Selon le schéma prévu, la banque va émettre pour 3,9 milliards d'euros
d'obligations qui seront souscrites par le Trésor italien.
L'établissement versera un coupon élevé, de 9%. Si BMPS ne parvenait pas
à rembourser Rome, le scénario noir de la nationalisation se
profilerait. Alessandro Profumo, le président de l'établissement, se
défend d'une telle issue: l'intention du groupe est «de rembourser»,
a-t-il assuré. Le président du Conseil italien, Mario Monti, a déclaré de son côté que la nationalisation était, selon lui, «une hypothèse lointaine».
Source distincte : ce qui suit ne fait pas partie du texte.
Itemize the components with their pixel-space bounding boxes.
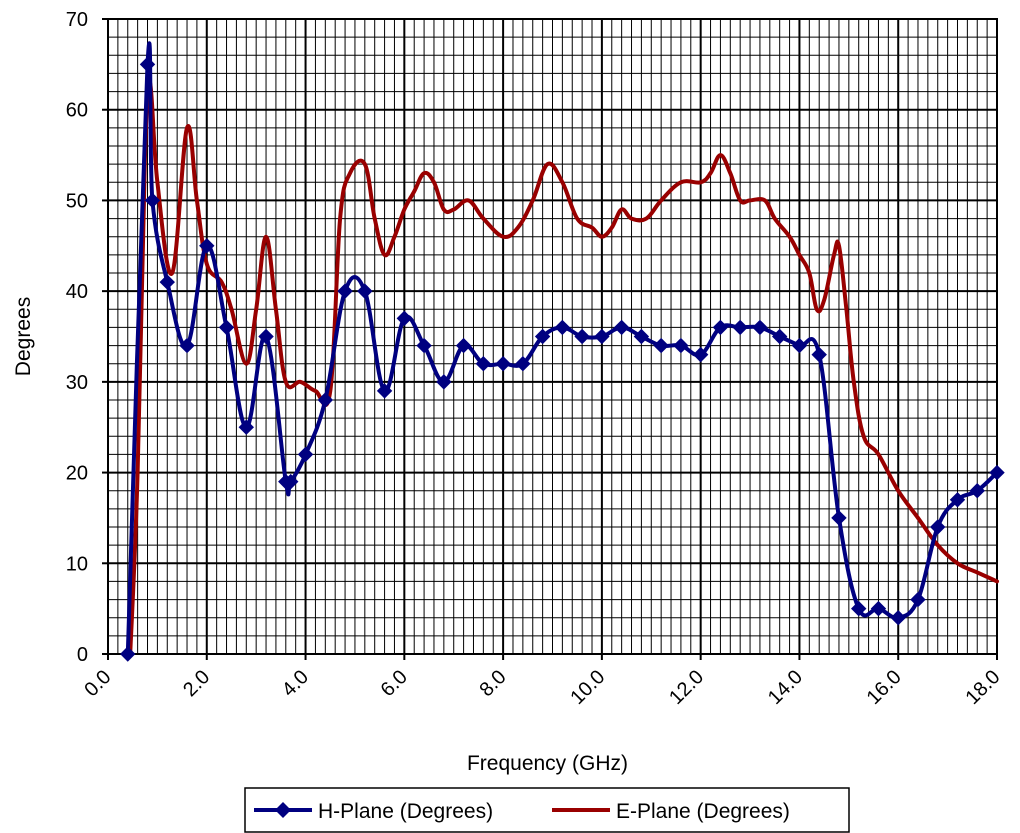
h-plane-point [791, 337, 808, 354]
x-tick-label: 12.0 [665, 666, 708, 709]
h-plane-point [144, 192, 161, 209]
h-plane-point [218, 319, 235, 336]
h-plane-point [283, 473, 299, 490]
y-axis-title: Degrees [12, 297, 35, 376]
h-plane-point [495, 356, 511, 372]
y-tick-label: 30 [66, 372, 88, 394]
x-tick-label: 0.0 [80, 666, 115, 701]
h-plane-point [297, 446, 314, 463]
y-axis-ticks: 0 10 20 30 40 50 60 70 [66, 9, 108, 666]
h-plane-point [989, 464, 1005, 481]
h-plane-point [515, 356, 531, 372]
h-plane-point [554, 319, 571, 336]
h-plane-point [949, 492, 966, 508]
h-plane-point [139, 56, 156, 73]
h-plane-point [969, 483, 985, 499]
y-tick-label: 50 [66, 190, 88, 212]
h-plane-point [752, 319, 768, 336]
h-plane-point [396, 310, 413, 327]
h-plane-point [692, 346, 709, 363]
legend-h-plane-label: H-Plane (Degrees) [318, 800, 493, 823]
legend-box [244, 787, 850, 833]
h-plane-point [613, 319, 630, 336]
h-plane-point [870, 600, 887, 617]
h-plane-point [930, 519, 946, 535]
h-plane-point [831, 510, 847, 526]
x-axis-title: Frequency (GHz) [467, 752, 628, 775]
h-plane-point [179, 337, 195, 354]
plot-frame [107, 18, 998, 655]
y-tick-label: 0 [77, 644, 88, 666]
x-tick-label: 16.0 [863, 666, 906, 709]
h-plane-point [416, 337, 432, 354]
x-axis-ticks: 0.0 2.0 4.0 6.0 8.0 10.0 12.0 14.0 16.0 18.0 [80, 654, 1005, 709]
h-plane-point [673, 337, 689, 354]
x-tick-label: 18.0 [961, 666, 1004, 709]
h-plane-point [771, 328, 788, 345]
series-layer [120, 41, 1005, 662]
h-plane-point [376, 383, 393, 399]
h-plane-point [238, 419, 254, 435]
h-plane-point [436, 374, 452, 390]
h-plane-point [120, 646, 136, 662]
y-tick-label: 40 [66, 281, 88, 303]
legend-e-plane-label: E-Plane (Degrees) [616, 800, 790, 823]
x-tick-label: 4.0 [278, 666, 313, 701]
y-tick-label: 10 [66, 553, 88, 575]
h-plane-point [337, 283, 353, 299]
h-plane-point [594, 328, 610, 345]
x-tick-label: 6.0 [377, 666, 412, 701]
h-plane-point [574, 328, 590, 345]
y-tick-label: 60 [66, 100, 88, 122]
x-tick-label: 2.0 [179, 666, 214, 701]
h-plane-point [851, 600, 867, 617]
h-plane-point [199, 238, 215, 254]
x-tick-label: 10.0 [566, 666, 609, 709]
y-tick-label: 20 [66, 463, 88, 485]
h-plane-point [258, 328, 274, 345]
h-plane-point [890, 610, 906, 626]
h-plane-point [357, 283, 373, 299]
h-plane-point [712, 319, 729, 336]
legend-h-plane-marker [275, 802, 291, 818]
h-plane-point [317, 392, 334, 408]
h-plane-point [534, 328, 551, 345]
x-tick-label: 8.0 [475, 666, 510, 701]
h-plane-point [811, 346, 827, 363]
h-plane-point [732, 319, 748, 336]
h-plane-point [455, 337, 472, 354]
y-tick-label: 70 [66, 9, 88, 31]
legend: H-Plane (Degrees) E-Plane (Degrees) [244, 787, 850, 833]
minor-grid [108, 19, 997, 654]
x-tick-label: 14.0 [764, 666, 807, 709]
h-plane-point [633, 328, 650, 345]
e-plane-line [128, 79, 999, 656]
h-plane-point [910, 591, 926, 608]
h-plane-point [653, 337, 669, 354]
h-plane-point [475, 356, 492, 372]
h-plane-point [159, 274, 175, 290]
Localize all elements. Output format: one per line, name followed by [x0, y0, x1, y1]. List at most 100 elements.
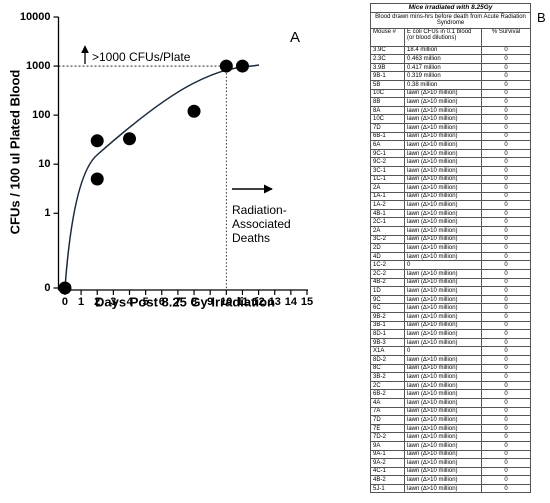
table-cell: 8D-1	[370, 329, 405, 339]
table-cell: lawn (∆>10 million)	[404, 303, 482, 313]
table-row: 8A lawn (∆>10 million) 0	[370, 105, 532, 116]
table-row: 7D lawn (∆>10 million) 0	[370, 122, 532, 133]
table-row: 3B-1 lawn (∆>10 million) 0	[370, 320, 532, 331]
table-cell: 0	[480, 105, 532, 116]
table-row: 3C-2 lawn (∆>10 million) 0	[370, 234, 532, 245]
table-cell: 8A	[370, 105, 405, 116]
table-cell: lawn (∆>10 million)	[404, 122, 482, 133]
header-cell: Mouse #	[370, 27, 405, 47]
table-cell: 0	[480, 406, 532, 417]
table-cell: 7D	[370, 415, 405, 425]
table-cell: 0	[480, 363, 532, 374]
annotation: >1000 CFUs/Plate	[92, 50, 191, 64]
table-cell: 0	[404, 346, 482, 356]
table-cell: lawn (∆>10 million)	[404, 449, 482, 460]
table-cell: 0	[480, 466, 532, 477]
table-cell: 0.38 million	[404, 79, 482, 90]
table-cell: 10C	[370, 114, 405, 124]
y-tick-label: 10000	[20, 11, 51, 23]
table-cell: lawn (∆>10 million)	[404, 389, 482, 399]
table-cell: lawn (∆>10 million)	[404, 174, 482, 185]
table-row: 10C lawn (∆>10 million) 0	[370, 114, 532, 124]
table-cell: 9C-1	[370, 148, 405, 159]
x-tick-label: 13	[269, 296, 281, 308]
annotation: Associated	[232, 217, 291, 231]
table-row: 2D lawn (∆>10 million) 0	[370, 243, 532, 253]
header-cell: % Survival	[480, 27, 532, 47]
table-cell: 0	[480, 286, 532, 296]
table-cell: 0	[480, 148, 532, 159]
table-cell: 5B	[370, 79, 405, 90]
x-tick-label: 4	[126, 296, 133, 308]
table-cell: lawn (∆>10 million)	[404, 277, 482, 288]
table-cell: 0	[480, 483, 532, 494]
table-cell: 5J-1	[370, 483, 405, 494]
x-tick-label: 0	[62, 296, 68, 308]
table-title: Mice irradiated with 8.25Gy	[369, 3, 532, 13]
table-row: 7A lawn (∆>10 million) 0	[370, 406, 532, 417]
table-row: 8D-1 lawn (∆>10 million) 0	[370, 329, 532, 339]
table-cell: 3.9B	[370, 62, 405, 73]
x-axis-title: Days Post 8.25 Gy Irradiation	[95, 294, 275, 309]
table-cell: 3B-2	[370, 372, 405, 382]
table-cell: 0	[480, 432, 532, 442]
table-cell: 0	[480, 269, 532, 279]
data-point	[123, 132, 136, 146]
x-tick-label: 9	[207, 296, 213, 308]
x-tick-label: 11	[237, 296, 249, 308]
data-point	[219, 59, 233, 73]
table-cell: 0	[480, 440, 532, 451]
y-tick-label: 0	[44, 282, 50, 294]
table-cell: 1D	[370, 286, 405, 296]
table-cell: 0	[480, 475, 532, 485]
table-row: 10C lawn (∆>10 million) 0	[370, 88, 532, 99]
table-cell: lawn (∆>10 million)	[404, 208, 482, 219]
table-cell: 10C	[370, 88, 405, 99]
annotation: Radiation-	[232, 203, 287, 217]
table-cell: lawn (∆>10 million)	[404, 88, 482, 99]
table-cell: 0	[480, 200, 532, 210]
table-row: 6B-2 lawn (∆>10 million) 0	[370, 389, 532, 399]
table-cell: lawn (∆>10 million)	[404, 217, 482, 228]
annotation: Deaths	[232, 231, 270, 245]
table-cell: 3C-2	[370, 234, 405, 245]
table-cell: 1A-1	[370, 191, 405, 202]
table-cell: 0	[480, 372, 532, 382]
table-cell: lawn (∆>10 million)	[404, 354, 482, 365]
table-cell: 0	[480, 312, 532, 322]
table-cell: 6B-2	[370, 389, 405, 399]
table-row: 8B lawn (∆>10 million) 0	[370, 97, 532, 107]
table-cell: lawn (∆>10 million)	[404, 458, 482, 468]
table-cell: 0	[480, 320, 532, 331]
x-tick-label: 12	[252, 296, 264, 308]
table-cell: 0	[480, 97, 532, 107]
y-tick-label: 1	[44, 207, 50, 219]
x-tick-label: 3	[110, 296, 116, 308]
table-cell: lawn (∆>10 million)	[404, 165, 482, 176]
y-axis-title: CFUs / 100 ul Plated Blood	[7, 70, 22, 235]
table-row: 8D-2 lawn (∆>10 million) 0	[370, 354, 532, 365]
table-cell: 9C-2	[370, 157, 405, 167]
table-cell: 0	[480, 62, 532, 73]
table-cell: lawn (∆>10 million)	[404, 432, 482, 442]
table-cell: 0	[480, 260, 532, 271]
table-row: 7D-2 lawn (∆>10 million) 0	[370, 432, 532, 442]
table-cell: 0	[480, 234, 532, 245]
table-cell: lawn (∆>10 million)	[404, 312, 482, 322]
table-cell: 1C-2	[370, 260, 405, 271]
table-cell: lawn (∆>10 million)	[404, 406, 482, 417]
table-cell: 0	[480, 140, 532, 150]
table-row: 4B-2 lawn (∆>10 million) 0	[370, 277, 532, 288]
table-cell: lawn (∆>10 million)	[404, 363, 482, 374]
table-cell: lawn (∆>10 million)	[404, 466, 482, 477]
table-row: 2C lawn (∆>10 million) 0	[370, 380, 532, 391]
table-row: 6A lawn (∆>10 million) 0	[370, 140, 532, 150]
table-cell: 9A	[370, 440, 405, 451]
data-table: Mice irradiated with 8.25Gy Blood drawn m…	[369, 3, 532, 494]
table-cell: lawn (∆>10 million)	[404, 157, 482, 167]
table-row: 3C-1 lawn (∆>10 million) 0	[370, 165, 532, 176]
table-cell: 2C-1	[370, 217, 405, 228]
table-subtitle: Blood drawn mins-hrs before death from A…	[369, 11, 532, 29]
table-cell: 2A	[370, 226, 405, 236]
table-cell: 0	[480, 208, 532, 219]
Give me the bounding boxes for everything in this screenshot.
«Il n'y a pas d'autres placards à ouvrir»:
Mais
le chemin du redressement s'annonce ardu en raison du passif de
l'établissement, qui a multiplié les erreurs depuis 2007. La banque
devrait ainsi clore ses comptes 2012 sur un trou supérieur à 2 milliards
d'euros. Le résultat final dépendra de l'ampleur des fameuses pertes de
trading. La direction évoque pour l'instant le chiffre de 720 millions
d'euros. Sans donner plus de détails. Le directeur général, Fabrizio
Viola, s'est toutefois voulu rassurant en déclarant que, à leur
«connaissance, il n'y a pas d'autres placards à ouvrir». Il faut
l'espérer pour la survie de BMPS: la valorisation en Bourse de la
troisième banque italienne est passée sous la barre des 3 milliards
d'euros, après une chute de plus de 20% de son titre la semaine
dernière.
Les opérations de trading incriminées remontent à 2008
et 2009. Afin de mitiger des pertes réalisées l'année précédente, la
direction de BMPS s'était lancée dans des opérations de dérivés
complexes, avec Nomura et Deutsche Bank.
La direction de
l'établissement de l'époque apparaît, bien sûr, en première ligne. Le
président jusqu'à 2011, Giuseppe Mussari, s'est pour l'instant mollement
défendu, assurant qu'il «n'avait rien fait de mal». Après l'acquisition
dramatique en 2007 de la banque régionale Antonveneta, à un prix deux
fois supérieur aux valorisations de l'époque, les dirigeants ont tâtonné
pour tenter de redresser la barre. En 2008, une augmentation de capital
de 5 milliards d'euros permet ainsi de financer l'opération et
d'investir massivement dans des titres souverains italiens, havre de
sécurité à l'époque. Les opérations de dérivés datent aussi de cette
époque-là, tout comme le premier sauvetage public, validé par l'actuel
président de la BCE, Mario Draghi, alors gouverneur de la Banque
d'Italie
La gauche ébranlée:
Dans un climat électoral
électrique, la découverte soudaine de ces nouveaux contrats vient ravir
les adversaires du président du Conseil sortant, Mario Monti, réputé
proche des milieux de la finance. «Monti a donné à Monte Paschi
4 milliards d'euros et il doit expliquer pourquoi (…). Il ne peut pas
nier sa responsabilité dans ce désastre, responsabilité qu'il porte lui
et lui seul», a ainsi déclaré le dirigeant de la Ligue du Nord, Roberto
Maroni, un allié de Berlusconi. La coalition de gauche, avec laquelle
Monti devait chercher une alliance après le scrutin, est ébranlée par le
scandale. Le parti pilier de cette coalition, contrôle en effet depuis
des années la fondation actionnaire de BMPS, via la municipalité de
Sienne.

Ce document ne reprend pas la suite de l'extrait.